Der Schweizer Nachrichtendienst schickte während des Krieges Spione nach Nazideutschland. Ernst Mörgeli war einer von ihnen. Erst im hohen Alter sprach der Winterthurer ausführlich über seine gefährliche Mission. Teile eines 2001 vom Historiker Peter Kamber geführten Interviews hat «10vor10» nun erstmals ausgestrahlt.
In Stuttgart stationiert
Offiziell arbeitete Mörgeli ab 1940 im Schweizer Konsulat in Stuttgart und betreute die Ausstellung von Visa. Aber er hatte den geheimen Auftrag, Truppenbewegungen in Süddeutschland und die Stimmung in der Bevölkerung zu beobachten. «Ich stand daneben, wenn sich die Leute am Hauptbahnhof Stuttgart unterhielten», erzählt Mörgeli im Interview. «So kriegte ich viele Nachrichten mit und konnte meine Schlüsse daraus ziehen.»

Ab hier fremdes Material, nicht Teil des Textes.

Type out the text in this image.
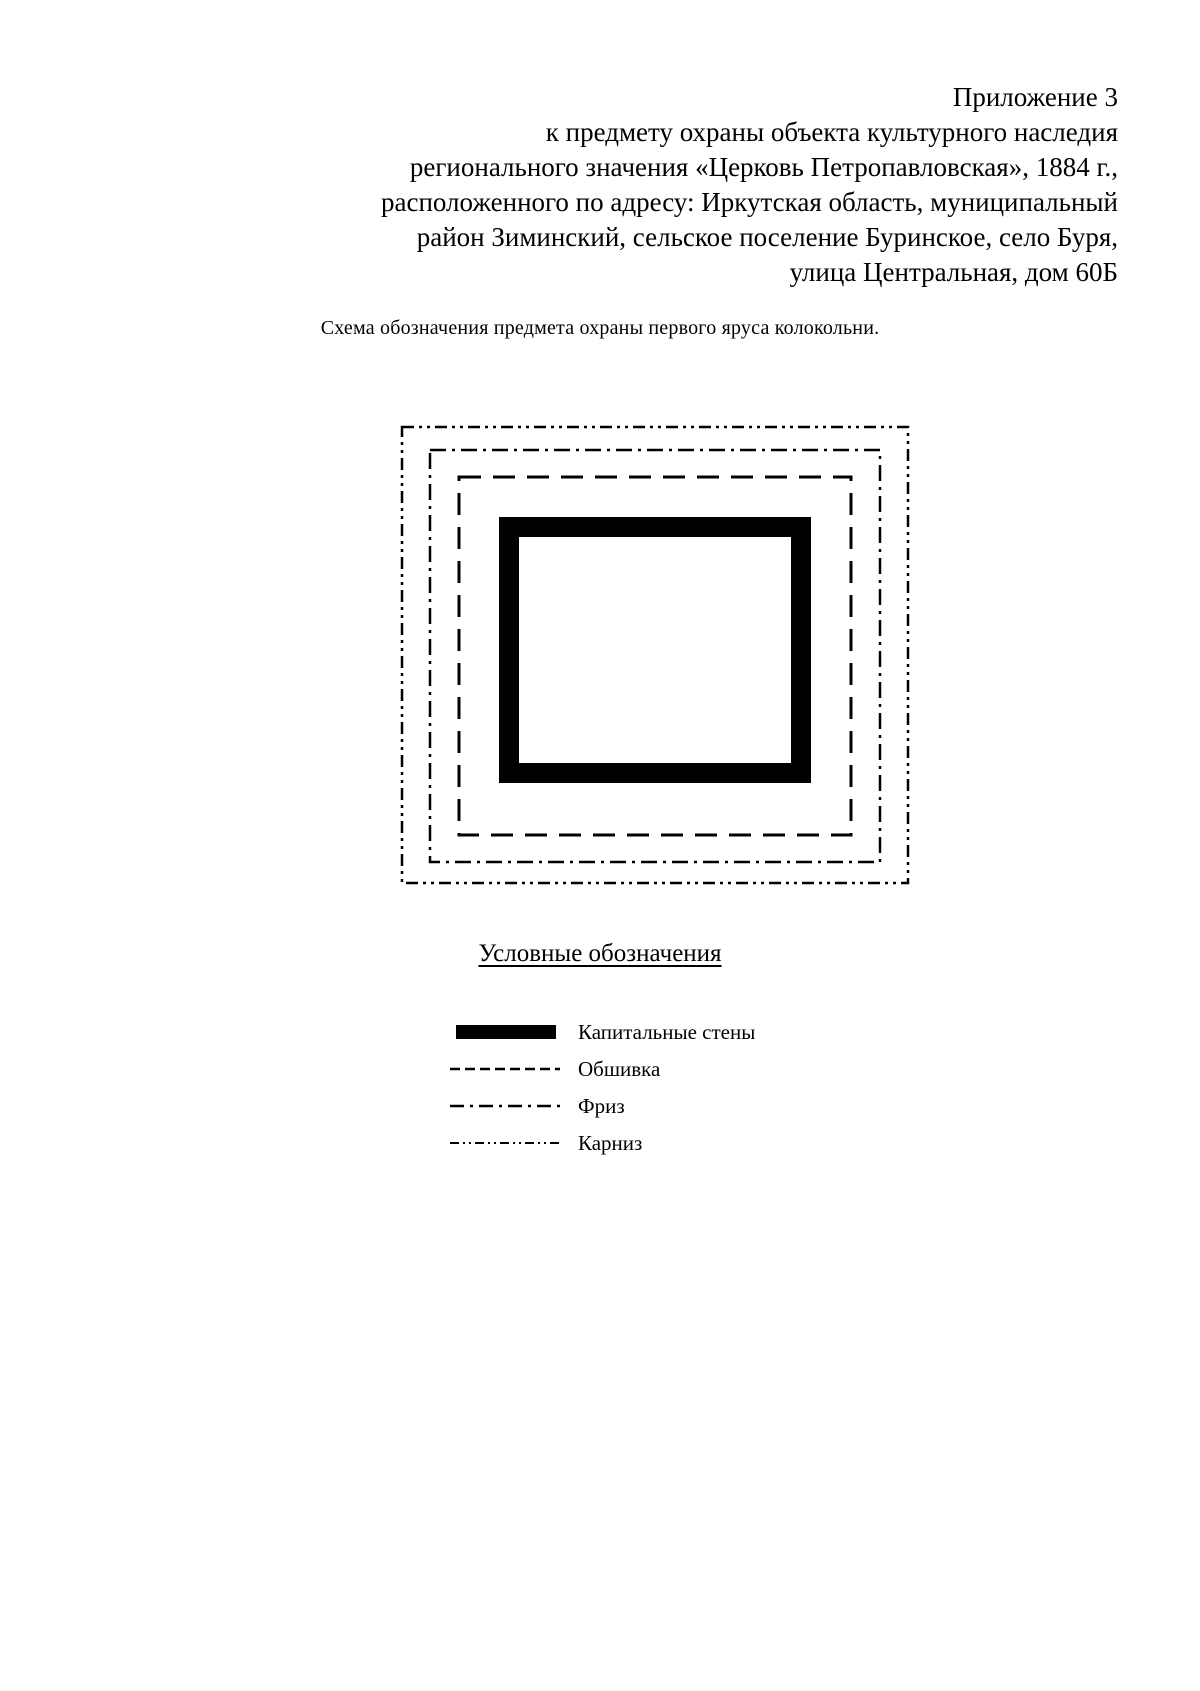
Приложение 3
к предмету охраны объекта культурного наследия
регионального значения «Церковь Петропавловская», 1884 г.,
расположенного по адресу: Иркутская область, муниципальный
район Зиминский, сельское поселение Буринское, село Буря,
улица Центральная, дом 60Б
Схема обозначения предмета охраны первого яруса колокольни.
Условные обозначения
Капитальные стены
Обшивка
Фриз
Карниз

Ernst Mörgeli erstattete persönlich in der Schweiz Bericht. Je nach Dringlichkeit gelangte er mit dem Zug noch am selben Tag in die Schweiz. Sämtliche seiner Beobachtungen speicherte er im Kopf, Notizen wären zu verdächtig gewesen. Im nationalsozialistischen Deutschland und an der Grenze drohten rigorose Kontrollen: «Mir war klar, dass man nichts auf sich haben darf, was einen als Spion belasten könnte.»
Schweizer Wehrmachts-Soldaten im Visier
Spion Mörgeli observierte in Stuttgart auch junge Schweizer, die bei der deutschen Wehrmacht mitmachen wollten. Diese überschritten die Grenze heimlich, oder eben «schwarz», weshalb man von «Schwarzgängern» sprach. Sie wurden in Waldshut abgeholt und dann nach Stuttgart gebracht.
Ein Drahtzieher dieser Schwarzgänger wurde Mörgeli zum Verhängnis: Der Schweizer Nazi Jakob Meier denunzierte ihn bei der Gestapo. Er behauptet, Mörgeli spioniere im Auftrag Grossbritanniens. «Auf dem Weg zum Bahnhof wurde ich von zwei Gestapo-Beamten verhaftet und ins Polizeigefängnis gesteckt.»
Gestapo droht mit kurzem Prozess
Es sah sehr schlecht aus für Ernst Mörgeli. Der Winterthurer erinnert sich an die Einvernahmen durch den Gestapo-Mann. Der Chef der deutschen Spionageabwehr, Anton Rothmund, eröffnete ihm gleich zu Beginn der Verhöre: «Sie sind ja ohnehin zum Tode verurteilt.»
Nach dreimonatigem Verhör verlegte ihn die Gestapo in ein SS-Gefängnis. Doch der Schweizer Geheimagent hielt dicht über seinen Spionageauftrag. Für den obersten SS-Geheimdienst-Chef Walter Schellenberg war Mörgeli dennoch wertvoll. «Jetzt im Nachhinein weiss ich, dass Schellenberg besondere Absichten mit meiner Verhaftung verfolgt hat. Er wollte quasi ein Pfand in der Hand haben. Er schaute deshalb auch, dass ich nicht allzu stark erkrankte.»
Freilassung an Heiligabend
Nach neun Monaten Haft, an Heiligabend 1942, kommt Ernst Mörgeli frei. Auch Jahrzehnte später erinnert er sich gut an die letzten Stunden vor dem Abflug aus Nazideutschland. «In Stuttgart-Echterdingen wurde ich in ein Flugzeug geführt und gebeten, ich solle schweigen.» Tatsächlich schwieg Mörgeli in der Folge jahrzehntelang über seine Haft in Nazideutschland.
Die Affäre um seine Tätigkeit und Verhaftung zog derweil Kreise bis ganz nach oben. Drei Monate nach Mörgelis Entlassung traf General Guisan den deutschen Geheimdienstchef Walter Schellenberg zweimal zu Gesprächen in der Schweiz.
Gestapo-Mann bittet um Entschuldigung
Anton Rothmund, der Gestapo-Mann, der Mörgeli in den Verhören offen mit dem Tod gedroht hatte, reiste nach dem Krieg in die Schweiz. Offenbar wollte er Mörgeli um Entschuldigung bitten. Rothmund wusste, dass die Eltern von Mörgelis Verlobter in Arosa wohnten. «Meine Schwiegermutter gab ihm meine aber Adresse nicht. Danach hörte ich nie wieder etwas von ihm», erzählt Ernst Mörgeli im Interview aus dem Jahr 2001.